Na Arrábida de Sebastião da Gama ecoam também as vozes de santos e místicos como São João da Cruz, Santa Teresa do Menino Jesus, ou Frei Agostinho da Cruz (aliás, Agostinho Pimenta. 1540-1619). Contudo, não me parece adequado circunscrever o Poeta numa ilha cultural excessivamente regional, quando o tema do divino e das suas metamorfoses é transversalmente europeu e a avidez intelectual do jovem Sebastião não parece respeitar ou embaraçar-se excessivamente com fronteiras.
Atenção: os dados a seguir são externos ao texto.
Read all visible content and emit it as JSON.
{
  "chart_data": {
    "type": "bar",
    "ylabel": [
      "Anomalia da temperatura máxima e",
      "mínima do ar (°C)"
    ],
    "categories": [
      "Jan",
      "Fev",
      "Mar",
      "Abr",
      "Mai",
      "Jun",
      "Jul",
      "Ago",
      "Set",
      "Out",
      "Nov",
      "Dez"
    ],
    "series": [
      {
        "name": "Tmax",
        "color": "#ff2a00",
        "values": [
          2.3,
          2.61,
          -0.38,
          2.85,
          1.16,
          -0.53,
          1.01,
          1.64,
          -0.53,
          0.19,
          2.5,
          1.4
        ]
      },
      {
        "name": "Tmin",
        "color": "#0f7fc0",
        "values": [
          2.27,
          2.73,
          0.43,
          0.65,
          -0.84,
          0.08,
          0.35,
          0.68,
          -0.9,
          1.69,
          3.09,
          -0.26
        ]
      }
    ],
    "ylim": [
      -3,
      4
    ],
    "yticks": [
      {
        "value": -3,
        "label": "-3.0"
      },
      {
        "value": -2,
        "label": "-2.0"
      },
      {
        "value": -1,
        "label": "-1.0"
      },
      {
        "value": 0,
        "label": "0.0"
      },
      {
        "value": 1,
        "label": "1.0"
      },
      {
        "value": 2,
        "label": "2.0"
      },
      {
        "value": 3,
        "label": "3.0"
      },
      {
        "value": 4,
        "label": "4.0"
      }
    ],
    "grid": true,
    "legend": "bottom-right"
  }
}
Longe de querer filiar Sebastião da Gama numa genealogia exclusivamente nacional, reduzindo-o a aedo de agendas filosóficas demasiado precisas, parece-me possível vislumbrar na sua poesia as dúvidas, hesitações e conflitos, certamente matizados com os traços e padrões da nossa cultura nacional, que caracterizam as demandas pelo transcendente na atmosfera europeia da morte de Deus, como ficou ilustrado tanto no helenismo romântico de Hölderlin, como no grande poema filosófico de Nietzsche, Also Sprach Zarathustra (1883-1885), que Richard Strauss transformará em poema sinfónico em 1896.
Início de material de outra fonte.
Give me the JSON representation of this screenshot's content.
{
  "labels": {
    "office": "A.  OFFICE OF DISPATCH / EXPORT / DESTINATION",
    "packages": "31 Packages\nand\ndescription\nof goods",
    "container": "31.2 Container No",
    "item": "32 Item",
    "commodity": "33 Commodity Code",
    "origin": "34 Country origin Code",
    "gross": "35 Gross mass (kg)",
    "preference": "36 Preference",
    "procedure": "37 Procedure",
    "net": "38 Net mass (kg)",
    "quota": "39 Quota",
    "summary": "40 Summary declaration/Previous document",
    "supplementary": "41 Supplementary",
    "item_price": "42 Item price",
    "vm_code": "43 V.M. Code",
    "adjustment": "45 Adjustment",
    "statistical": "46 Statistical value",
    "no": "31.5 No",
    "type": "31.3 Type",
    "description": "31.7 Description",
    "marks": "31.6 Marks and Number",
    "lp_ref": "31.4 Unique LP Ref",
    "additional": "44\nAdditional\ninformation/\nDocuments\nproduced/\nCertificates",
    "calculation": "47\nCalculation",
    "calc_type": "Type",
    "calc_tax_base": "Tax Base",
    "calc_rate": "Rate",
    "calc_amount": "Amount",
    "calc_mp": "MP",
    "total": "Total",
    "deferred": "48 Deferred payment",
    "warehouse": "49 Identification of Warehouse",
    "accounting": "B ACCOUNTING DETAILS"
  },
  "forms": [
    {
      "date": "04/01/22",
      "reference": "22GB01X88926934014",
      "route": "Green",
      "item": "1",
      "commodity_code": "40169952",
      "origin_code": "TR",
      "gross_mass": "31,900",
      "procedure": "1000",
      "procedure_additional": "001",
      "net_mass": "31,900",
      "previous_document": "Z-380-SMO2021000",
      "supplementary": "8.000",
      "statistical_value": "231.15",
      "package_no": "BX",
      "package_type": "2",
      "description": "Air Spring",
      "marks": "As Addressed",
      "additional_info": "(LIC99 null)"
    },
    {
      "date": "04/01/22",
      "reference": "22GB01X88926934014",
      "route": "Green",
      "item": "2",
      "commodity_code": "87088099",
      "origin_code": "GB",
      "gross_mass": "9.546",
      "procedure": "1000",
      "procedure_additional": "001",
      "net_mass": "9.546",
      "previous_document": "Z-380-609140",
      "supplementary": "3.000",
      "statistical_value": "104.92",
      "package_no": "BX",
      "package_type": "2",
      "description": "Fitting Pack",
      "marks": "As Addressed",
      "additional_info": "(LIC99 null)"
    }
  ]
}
Estou convencido de que uma pesquisa mais vasta e profunda pela obra poética de Sebastião da Gama, orientada pelo triângulo temático Deus-Natureza-Morte, exibiria esses momentos de tensão e dúvida que são inteiramente partilhados pelas mentes mais lúcidas da consciência europeia. Deus serve de contraste e motivo de escândalo perante a persistência da injustiça no mundo (“Pão Nosso de Cada Dia”, Cabo da Boa Esperança*, pp. 121-2). Noutros textos, o Poeta expressa uma clara nostalgia pelos desaparecidos deuses da Antiguidade, evocando nisso o helenismo de Nietzsche (“Deuses”, Campo Aberto*, p. 47; “Baco”, Cabo da Boa Esperança, p. 71). Noutro lugar, constata-se não tanto a morte, mas o eclipse ou a fuga de Deus (“Paraíso Perdido”, Campo Aberto, p. 53).
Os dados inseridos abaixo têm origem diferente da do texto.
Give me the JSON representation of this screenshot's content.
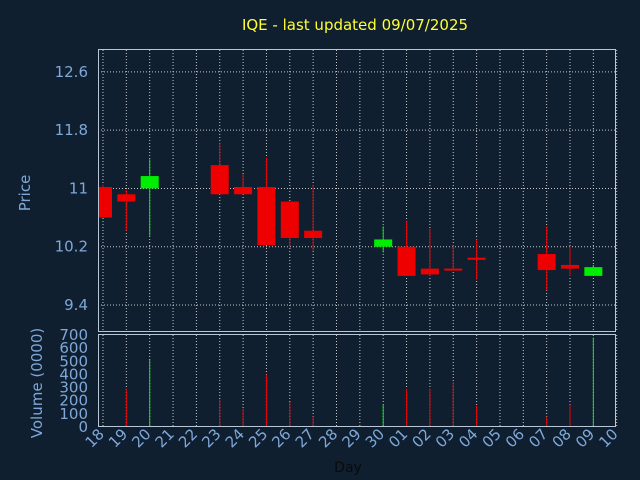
{
  "chart_data": {
    "type": "candlestick",
    "title": "IQE - last updated 09/07/2025",
    "xlabel": "Day",
    "colors": {
      "background": "#0f1f30",
      "up": "#00ee00",
      "down": "#ee0000",
      "title": "#ffff33",
      "axis_text": "#7fa8d8"
    },
    "price_panel": {
      "ylabel": "Price",
      "ylim": [
        9.03,
        12.9
      ],
      "yticks": [
        9.4,
        10.2,
        11,
        11.8,
        12.6
      ],
      "ytick_labels": [
        "9.4",
        "10.2",
        "11",
        "11.8",
        "12.6"
      ]
    },
    "volume_panel": {
      "ylabel": "Volume (0000)",
      "ylim": [
        0,
        700
      ],
      "yticks": [
        0,
        100,
        200,
        300,
        400,
        500,
        600,
        700
      ],
      "ytick_labels": [
        "0",
        "100",
        "200",
        "300",
        "400",
        "500",
        "600",
        "700"
      ]
    },
    "x_tick_labels": [
      "18",
      "19",
      "20",
      "21",
      "22",
      "23",
      "24",
      "25",
      "26",
      "27",
      "28",
      "29",
      "30",
      "01",
      "02",
      "03",
      "04",
      "05",
      "06",
      "07",
      "08",
      "09",
      "10"
    ],
    "candles": [
      {
        "date": "2025-06-18",
        "open": 11.02,
        "high": 11.05,
        "low": 10.6,
        "close": 10.6
      },
      {
        "date": "2025-06-19",
        "open": 10.92,
        "high": 10.98,
        "low": 10.42,
        "close": 10.82
      },
      {
        "date": "2025-06-20",
        "open": 11.0,
        "high": 11.4,
        "low": 10.35,
        "close": 11.17
      },
      {
        "date": "2025-06-23",
        "open": 11.32,
        "high": 11.62,
        "low": 10.92,
        "close": 10.92
      },
      {
        "date": "2025-06-24",
        "open": 11.02,
        "high": 11.2,
        "low": 10.92,
        "close": 10.92
      },
      {
        "date": "2025-06-25",
        "open": 11.02,
        "high": 11.42,
        "low": 10.22,
        "close": 10.22
      },
      {
        "date": "2025-06-26",
        "open": 10.82,
        "high": 10.82,
        "low": 10.2,
        "close": 10.32
      },
      {
        "date": "2025-06-27",
        "open": 10.42,
        "high": 11.05,
        "low": 10.15,
        "close": 10.32
      },
      {
        "date": "2025-06-30",
        "open": 10.2,
        "high": 10.48,
        "low": 10.12,
        "close": 10.3
      },
      {
        "date": "2025-07-01",
        "open": 10.2,
        "high": 10.55,
        "low": 9.8,
        "close": 9.8
      },
      {
        "date": "2025-07-02",
        "open": 9.9,
        "high": 10.45,
        "low": 9.8,
        "close": 9.82
      },
      {
        "date": "2025-07-03",
        "open": 9.9,
        "high": 10.22,
        "low": 9.88,
        "close": 9.88
      },
      {
        "date": "2025-07-04",
        "open": 10.05,
        "high": 10.3,
        "low": 9.75,
        "close": 10.02
      },
      {
        "date": "2025-07-07",
        "open": 10.1,
        "high": 10.48,
        "low": 9.6,
        "close": 9.88
      },
      {
        "date": "2025-07-08",
        "open": 9.95,
        "high": 10.2,
        "low": 9.8,
        "close": 9.9
      },
      {
        "date": "2025-07-09",
        "open": 9.8,
        "high": 9.95,
        "low": 9.8,
        "close": 9.92
      }
    ],
    "volume": [
      {
        "date": "2025-06-18",
        "value": 0
      },
      {
        "date": "2025-06-19",
        "value": 290,
        "direction": "down"
      },
      {
        "date": "2025-06-20",
        "value": 510,
        "direction": "up"
      },
      {
        "date": "2025-06-23",
        "value": 210,
        "direction": "down"
      },
      {
        "date": "2025-06-24",
        "value": 140,
        "direction": "down"
      },
      {
        "date": "2025-06-25",
        "value": 400,
        "direction": "down"
      },
      {
        "date": "2025-06-26",
        "value": 190,
        "direction": "down"
      },
      {
        "date": "2025-06-27",
        "value": 80,
        "direction": "down"
      },
      {
        "date": "2025-06-30",
        "value": 170,
        "direction": "up"
      },
      {
        "date": "2025-07-01",
        "value": 290,
        "direction": "down"
      },
      {
        "date": "2025-07-02",
        "value": 290,
        "direction": "down"
      },
      {
        "date": "2025-07-03",
        "value": 340,
        "direction": "down"
      },
      {
        "date": "2025-07-04",
        "value": 160,
        "direction": "down"
      },
      {
        "date": "2025-07-07",
        "value": 80,
        "direction": "down"
      },
      {
        "date": "2025-07-08",
        "value": 170,
        "direction": "down"
      },
      {
        "date": "2025-07-09",
        "value": 680,
        "direction": "up"
      }
    ],
    "grid": true
  }
}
A Natureza está presente diretamente. Sentimos o sal do mar na face, o álgido vento norte, em ligação explícita com a dor e o sofrimento, sublimados ao lado do que é mais sensual e luminoso, como diferentes afirmações de uma Vida pensada numa espécie de incondicional e afirmativa aceitação dionisíaca (“Condição”, “Os que Venham da Dor”, Campo Aberto, pp. 110/111; “Canção do Vento Norte”, Cabo da Boa Esperança, pp. 46-47). Ou ainda, a Natureza vista como oposição a Deus (“Palavras a Frei Agostinho”, Campo Aberto, p. 58).
A morte é um tema que surge também em múltiplos laços associativos e sob conotações, aparentemente contraditórias, mas sempre subtis. Destacaria, mais uma vez num registo de vitalidade dionisíaca, a coragem de aceitar a morte, como um gesto supremo de triunfo da vontade de viver, nunca se confundindo com a patologia mística de a desejar. Não nos surpreende escutar o Poeta recorrendo a Cristo numa exortação por mais um fôlego existencial, perante uma morte ainda não merecida (“Cristo”, Campo Aberto, p. 121). Sebastião da Gama ocupa um lugar próprio no quadro dos temas e controvérsias do “espírito do mundo” (Zeitgeist) europeu da sua época, que em muitas facetas ainda é a nossa. J
* Cabo da Boa Esperança e Campo Aberto, Edições Arrábida, 2007.